Even in today’s uncertain commercial real estate market, long-term family owners of commercial real estate often get phone calls or emails out of the blue from someone offering to buy their property. Often those communications include a very impressive number that the caller says it would probably be willing to pay. The caller typically wants to make a quick off-market deal by getting the owner’s attention quickly with a big number.
It’s not always clear whether the caller is a principal or a broker. Even if the caller sounds like a principal, if you ask some questions it becomes clear they’re just trying to put together a deal. If they succeed, they will go out and find someone to take over the deal. But their number is still pretty impressive so maybe it’s worth a conversation.
If it gets to that point, the would-be buyer (or maybe broker) then starts asking questions. What is the unit mix? How much is the rent roll? When do the leases end? How much are the operating expenses? When was the roof replaced? The boiler? Buildings are complicated, so anyone trying to find out more about them can ask an almost endless series of questions.
If an owner is well organized, then it will have all the necessary information readily available. Many long-term family owners of real estate are, however, not that well organized. So just gathering the necessary information, and answering questions, can quickly become a full time job. Each question answered seems to lead to another new question.
At the end of the process, of course, the possible buyer figures out that the high purchase price that launched the conversation is just not realistic. So the proposed price comes down. In many cases, that’s the end of it: a waste of time that merely taught the owner the importance of trying to maintain organized files, perhaps even digitally now that we are two decades into the 21st Century.

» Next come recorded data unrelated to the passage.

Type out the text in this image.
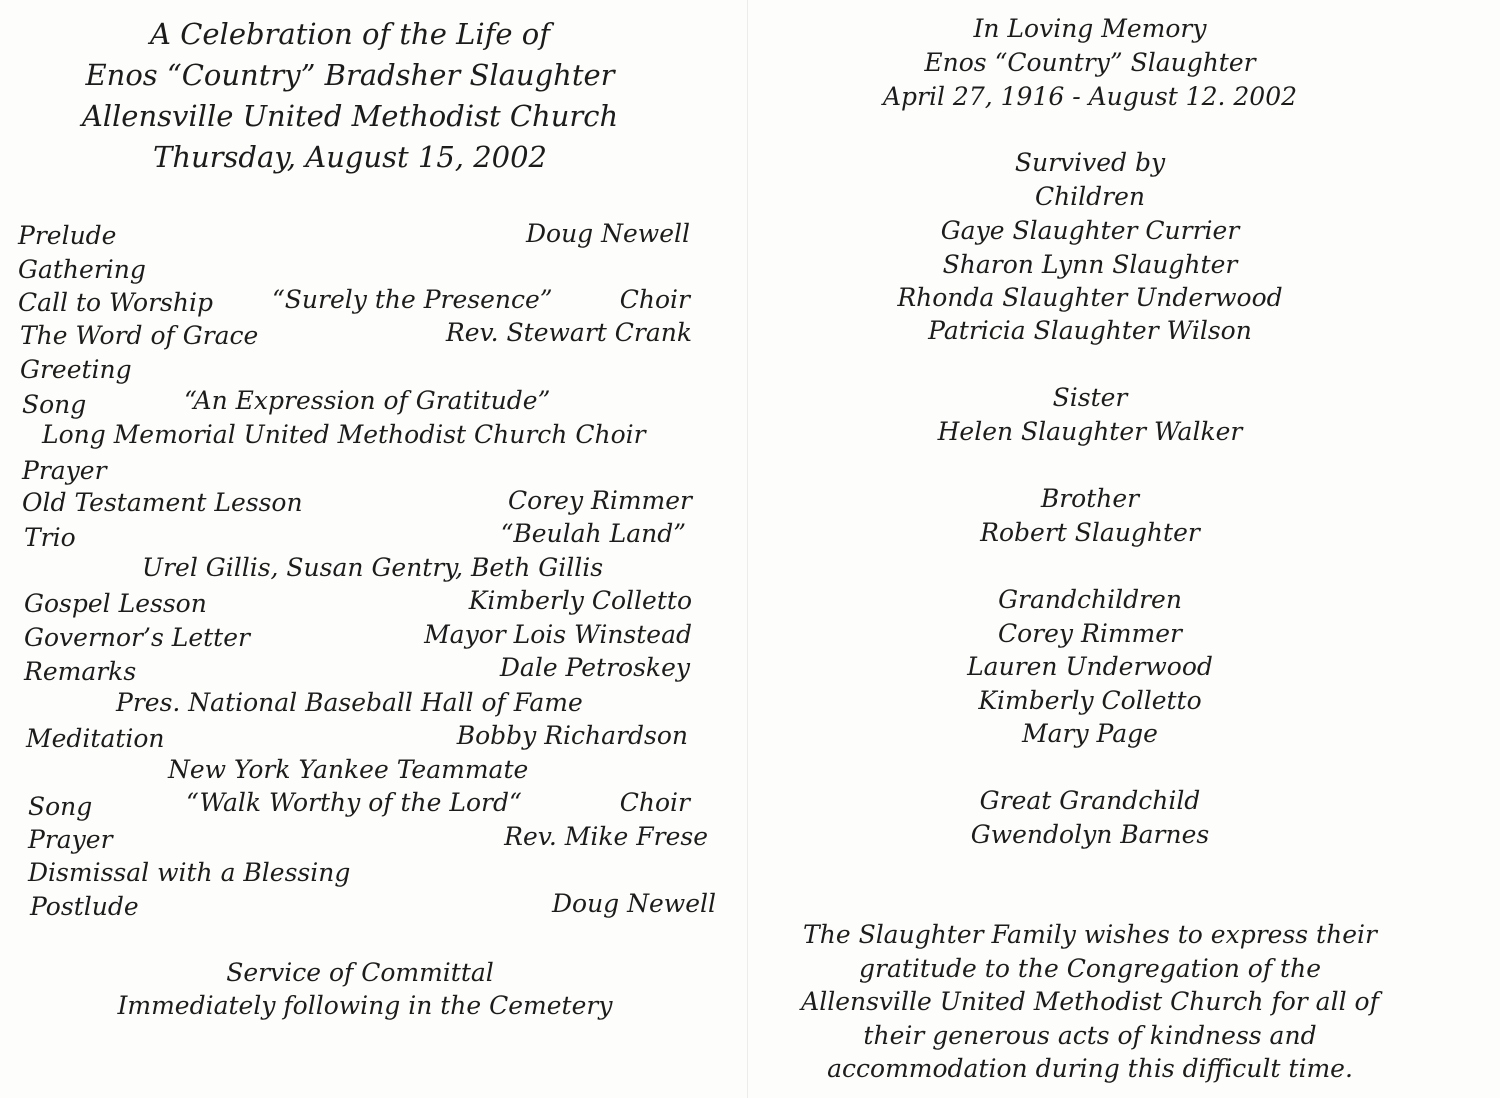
A Celebration of the Life of
Enos “Country” Bradsher Slaughter
Allensville United Methodist Church
Thursday, August 15, 2002
Prelude	Doug Newell
Gathering
Call to Worship “Surely the Presence”	Choir
The Word of Grace	Rev. Stewart Crank
Greeting
Song	“An Expression of Gratitude”
Long Memorial United Methodist Church Choir
Prayer
Old Testament Lesson	Corey Rimmer
Trio	“Beulah Land”
Urel Gillis, Susan Gentry, Beth Gillis
Gospel Lesson	Kimberly Colletto
Governor’s Letter	Mayor Lois Winstead
Remarks	Dale Petroskey
Pres. National Baseball Hall of Fame
Meditation	Bobby Richardson
New York Yankee Teammate
Song	“Walk Worthy of the Lord“	Choir
Prayer	Rev. Mike Frese
Dismissal with a Blessing
Postlude	Doug Newell
Service of Committal
Immediately following in the Cemetery
In Loving Memory
Enos “Country” Slaughter
April 27, 1916 - August 12. 2002
Survived by
Children
Gaye Slaughter Currier
Sharon Lynn Slaughter
Rhonda Slaughter Underwood
Patricia Slaughter Wilson
Sister
Helen Slaughter Walker
Brother
Robert Slaughter
Grandchildren
Corey Rimmer
Lauren Underwood
Kimberly Colletto
Mary Page
Great Grandchild
Gwendolyn Barnes
The Slaughter Family wishes to express their
gratitude to the Congregation of the
Allensville United Methodist Church for all of
their generous acts of kindness and
accommodation during this difficult time.
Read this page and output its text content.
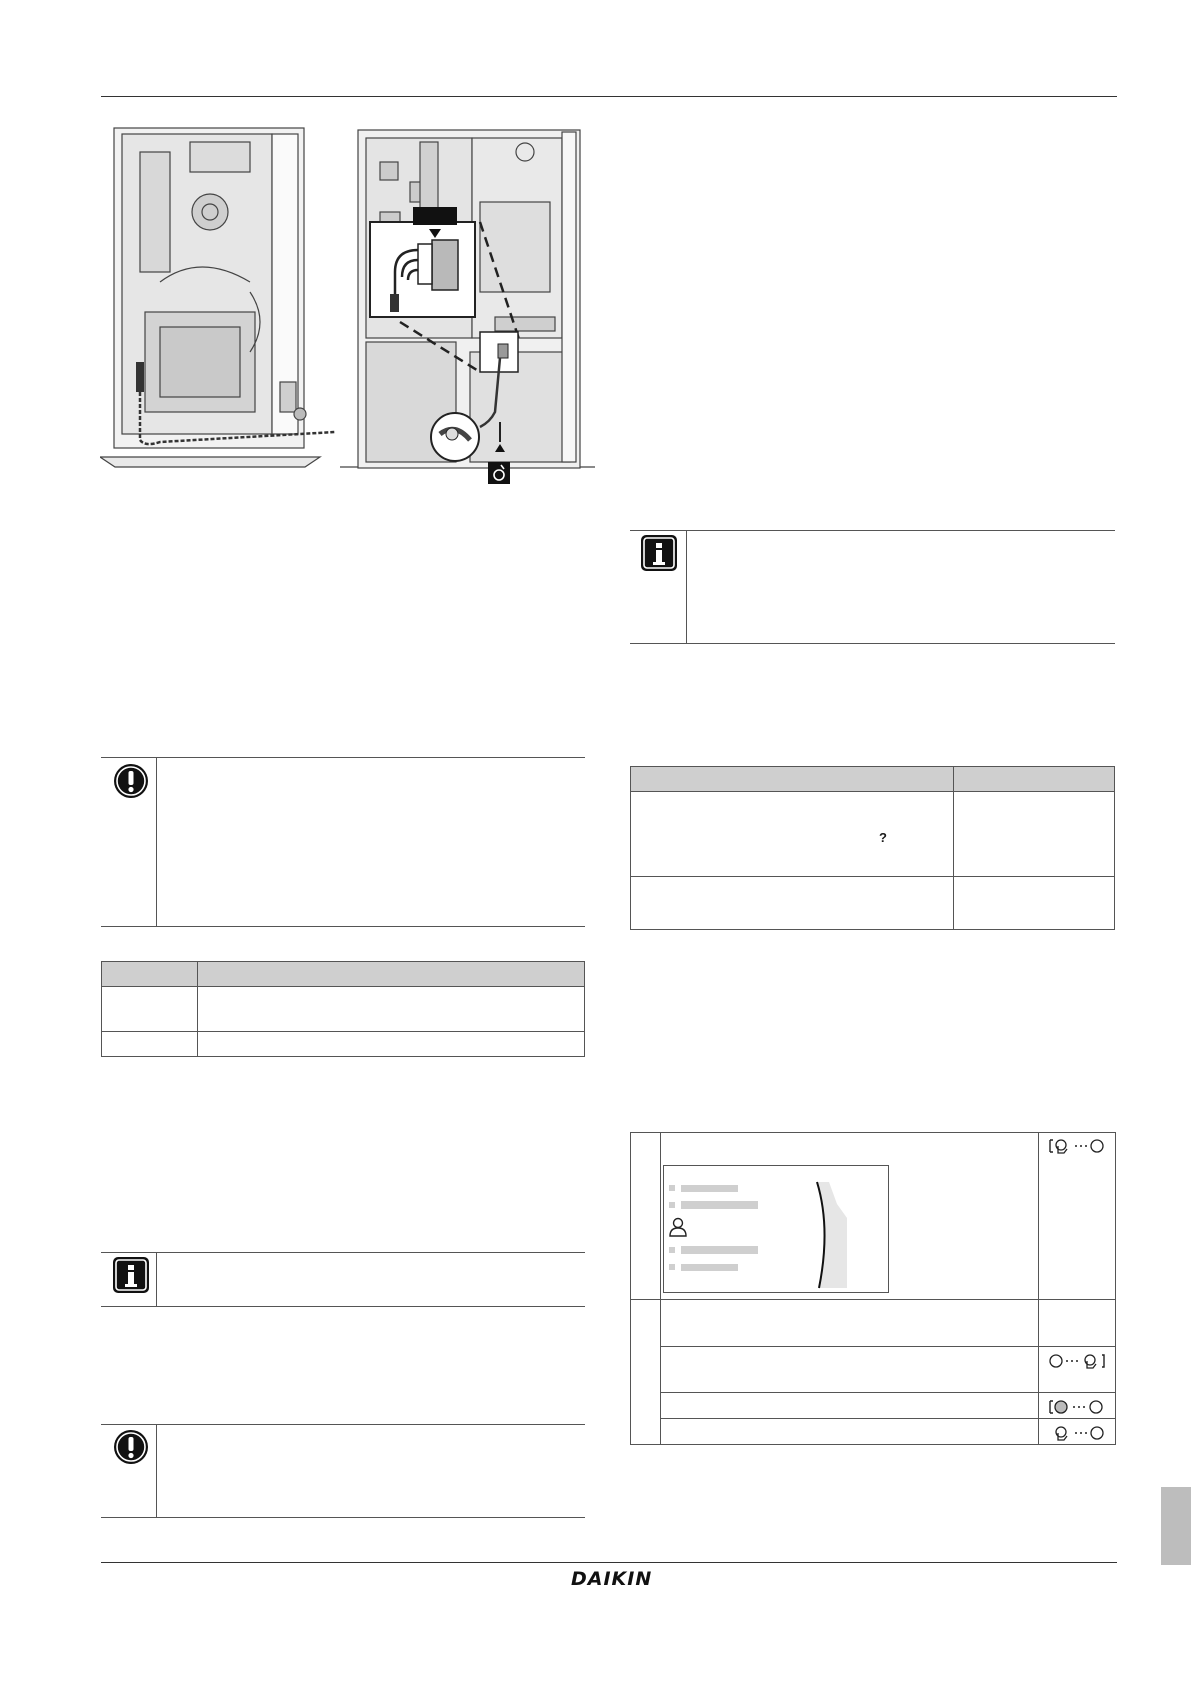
?	

DAIKIN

In some cases, though, the process and the possibilities may have whetted the owner’s interest enough that the owner sticks with it. That will be particularly likely if the owner consists of a group of second- or third-generation family members, some of whom would rather sell out than stay in the real estate business. In the last few years, that has become a particularly common refrain in New York City in response to the state and city campaigns against real estate. If members of the owner group disagree on whether to sell, the very act of discussing it may bring simmering tensions to the boiling point.
If an owner receives unsolicited offers regularly, it might keep having the same conversations again and again with prospective purchasers or their brokers until one of the callers finally decides to make a serious offer at an attractive number. The owner might take that seriously and move toward a contract. The owner might even negotiate with two or three possible buyers at once, playing them against one another to try to make the best possible deal.
Often, each of those prospective buyers acts through a broker, who may at some point in the process argue that it was able to bring about a meeting of the minds, even if the parties never actually signed a contract. The broker might then be able to claim a commission, even if the owner decides not to sell or to sell to someone else. It’s an exposure that arises whenever an owner decides to deal with a succession of brokers, each bringing one prospective purchaser to the table and none having any long-term relationship with the owner. Careful legal work can prevent the problem.
Once in a while, an owner actually does find a buyer and does close a sale through the process described in this article. More often, though, an owner who has gone through this process repeatedly will decide, after a while, either not to sell at all or to sell in a much more systematic and well organized way. That will typically involve signing an exclusive with an established broker who has broad access to potential buyers.